Why are higher-order logics less well-behaved?
Unfortunately the term is ambiguous: there two kinds of semantics of higher-order languages, and only one is problematic. Consider the language of second-order arithmetic, where there are quantifiers over both natural numbers and sets of natural numbers.
First is what Quine called "set-theory in sheep's clothing": this is where quantification over sets of natural numbers is defined to be over all the sets of number that can be posited. It's the theory we use when we prove that there can be only one complete, totally ordered field. It isn't really a logic, there's no complete notion of proof formalisation for it.

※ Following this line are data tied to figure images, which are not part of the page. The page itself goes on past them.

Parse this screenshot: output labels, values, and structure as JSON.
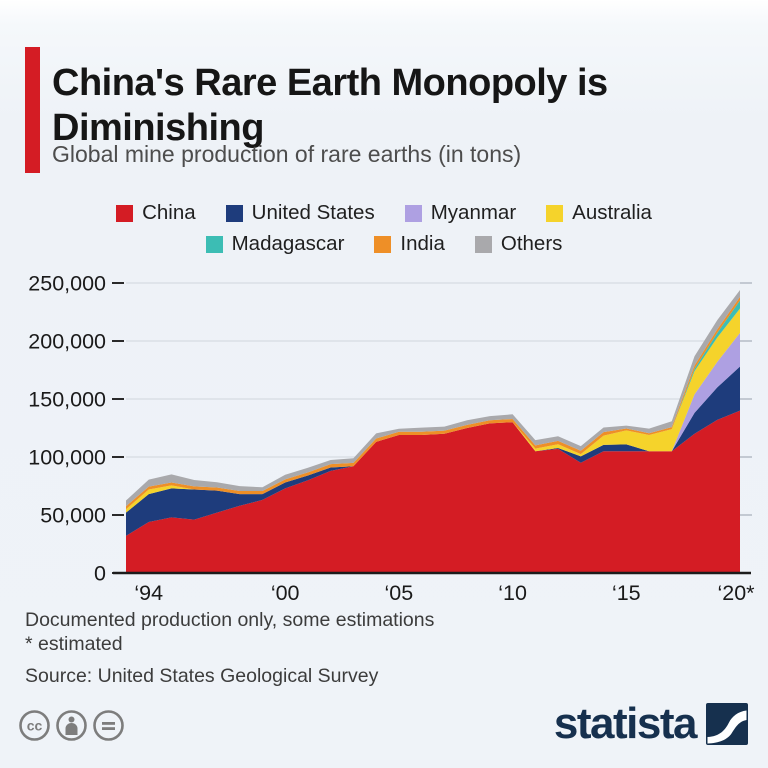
{
  "header": {
    "title": "China's Rare Earth Monopoly is Diminishing",
    "subtitle": "Global mine production of rare earths (in tons)",
    "accent_color": "#d41c24"
  },
  "legend": {
    "rows": [
      [
        "China",
        "United States",
        "Myanmar",
        "Australia"
      ],
      [
        "Madagascar",
        "India",
        "Others"
      ]
    ]
  },
  "chart_data": {
    "type": "area",
    "stacked": true,
    "units": "tons",
    "x": [
      1993,
      1994,
      1995,
      1996,
      1997,
      1998,
      1999,
      2000,
      2001,
      2002,
      2003,
      2004,
      2005,
      2006,
      2007,
      2008,
      2009,
      2010,
      2011,
      2012,
      2013,
      2014,
      2015,
      2016,
      2017,
      2018,
      2019,
      2020
    ],
    "series": [
      {
        "name": "China",
        "color": "#d41c24",
        "values": [
          32000,
          44000,
          48000,
          46000,
          52000,
          58000,
          63000,
          73000,
          80000,
          88000,
          92000,
          113000,
          119000,
          119000,
          120000,
          125000,
          129000,
          130000,
          105000,
          107000,
          95000,
          105000,
          105000,
          105000,
          105000,
          120000,
          132000,
          140000
        ]
      },
      {
        "name": "United States",
        "color": "#1e3c7c",
        "values": [
          20000,
          24000,
          25000,
          26000,
          19000,
          10000,
          5000,
          5000,
          4000,
          3000,
          0,
          0,
          0,
          0,
          0,
          0,
          0,
          0,
          0,
          800,
          5500,
          5400,
          5900,
          0,
          0,
          18000,
          28000,
          38000
        ]
      },
      {
        "name": "Myanmar",
        "color": "#aea0e2",
        "values": [
          0,
          0,
          0,
          0,
          0,
          0,
          0,
          0,
          0,
          0,
          0,
          0,
          0,
          0,
          0,
          0,
          0,
          0,
          0,
          0,
          0,
          0,
          0,
          0,
          0,
          16000,
          22000,
          29000
        ]
      },
      {
        "name": "Australia",
        "color": "#f5d32b",
        "values": [
          3000,
          4000,
          2500,
          0,
          0,
          0,
          0,
          0,
          0,
          0,
          0,
          0,
          0,
          0,
          0,
          0,
          0,
          0,
          2200,
          3200,
          2000,
          8000,
          12000,
          14000,
          19000,
          20000,
          21000,
          21000
        ]
      },
      {
        "name": "Madagascar",
        "color": "#3cbdb4",
        "values": [
          0,
          0,
          0,
          0,
          0,
          0,
          0,
          0,
          0,
          0,
          0,
          0,
          0,
          0,
          0,
          0,
          0,
          0,
          0,
          0,
          0,
          0,
          0,
          0,
          0,
          2000,
          4000,
          7000
        ]
      },
      {
        "name": "India",
        "color": "#ee8f27",
        "values": [
          2500,
          2500,
          2500,
          2700,
          2700,
          2700,
          2700,
          2700,
          2700,
          2900,
          2900,
          2900,
          2800,
          2800,
          2700,
          2700,
          2700,
          2800,
          2800,
          2900,
          2900,
          3000,
          1700,
          1500,
          1800,
          2900,
          3000,
          3000
        ]
      },
      {
        "name": "Others",
        "color": "#a9a9ac",
        "values": [
          5000,
          6000,
          7000,
          5500,
          4500,
          4200,
          3200,
          4000,
          4000,
          3500,
          4000,
          4500,
          2500,
          3500,
          3500,
          4000,
          3500,
          4000,
          4500,
          4000,
          4000,
          4000,
          2500,
          4000,
          5000,
          8000,
          8000,
          6000
        ]
      }
    ],
    "ylim": [
      0,
      250000
    ],
    "y_ticks": [
      {
        "value": 250000,
        "label": "250,000"
      },
      {
        "value": 200000,
        "label": "200,000"
      },
      {
        "value": 150000,
        "label": "150,000"
      },
      {
        "value": 100000,
        "label": "100,000"
      },
      {
        "value": 50000,
        "label": "50,000"
      },
      {
        "value": 0,
        "label": "0"
      }
    ],
    "x_ticks": [
      {
        "year": 1994,
        "label": "‘94"
      },
      {
        "year": 2000,
        "label": "‘00"
      },
      {
        "year": 2005,
        "label": "‘05"
      },
      {
        "year": 2010,
        "label": "‘10"
      },
      {
        "year": 2015,
        "label": "‘15"
      },
      {
        "year": 2020,
        "label": "‘20*"
      }
    ],
    "grid": true,
    "legend_position": "top"
  },
  "footnotes": {
    "line1": "Documented production only, some estimations",
    "line2": "* estimated",
    "source": "Source: United States Geological Survey"
  },
  "branding": {
    "logo_text": "statista",
    "logo_color": "#16304e",
    "license_badges": [
      "cc",
      "by",
      "nd"
    ]
  }
}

Wikipedia calls this "standard semantics"; I'm not sure if there is an authority for this.
Then there's Henkin semantics, which uses the rule analogous to the lambda-calculus to define a semantics for second-order quantifiers. This can be seen as still in the realm of first-order logic, in that sense that the second-order system can be translated into a first-order system conserving provability. This is how second-order arithmetic is defined.
All the theorems of the Henkin semantics will be "theorems" in the first.
Second-order logic does not satisfy the completeness and compactness theorems. Here is a proof that the compactness theorem fails (which itself implies that the completeness theorem fails, because completeness implies compactness). Namely, there is a second-order way (call it $F$) of expressing that a set is finite: every injective function on the set is surjective. This means that if $P$ is a relation on the product set $S \times S$ such that $P$ satisfies the conditions to be a function, and $P(x,y), P(z,y)$ imply $x=z$, then for all $w$ there is $q$ with $P(w,q)$. This statement is quantified over $P$ as well as the variables $x,y,z,w,q$ so is second-order and clearly expresses finiteness.
However, we also have the statement $T_n$ "there exist distinct $x_0, \dots x_n$ in the set," which is even first order, and states that the set has cardinality at least $n$. So the conjunction of $F$ and any finite collection of the $T_n$ is satisfiable, but all of them together cannot be satisfied.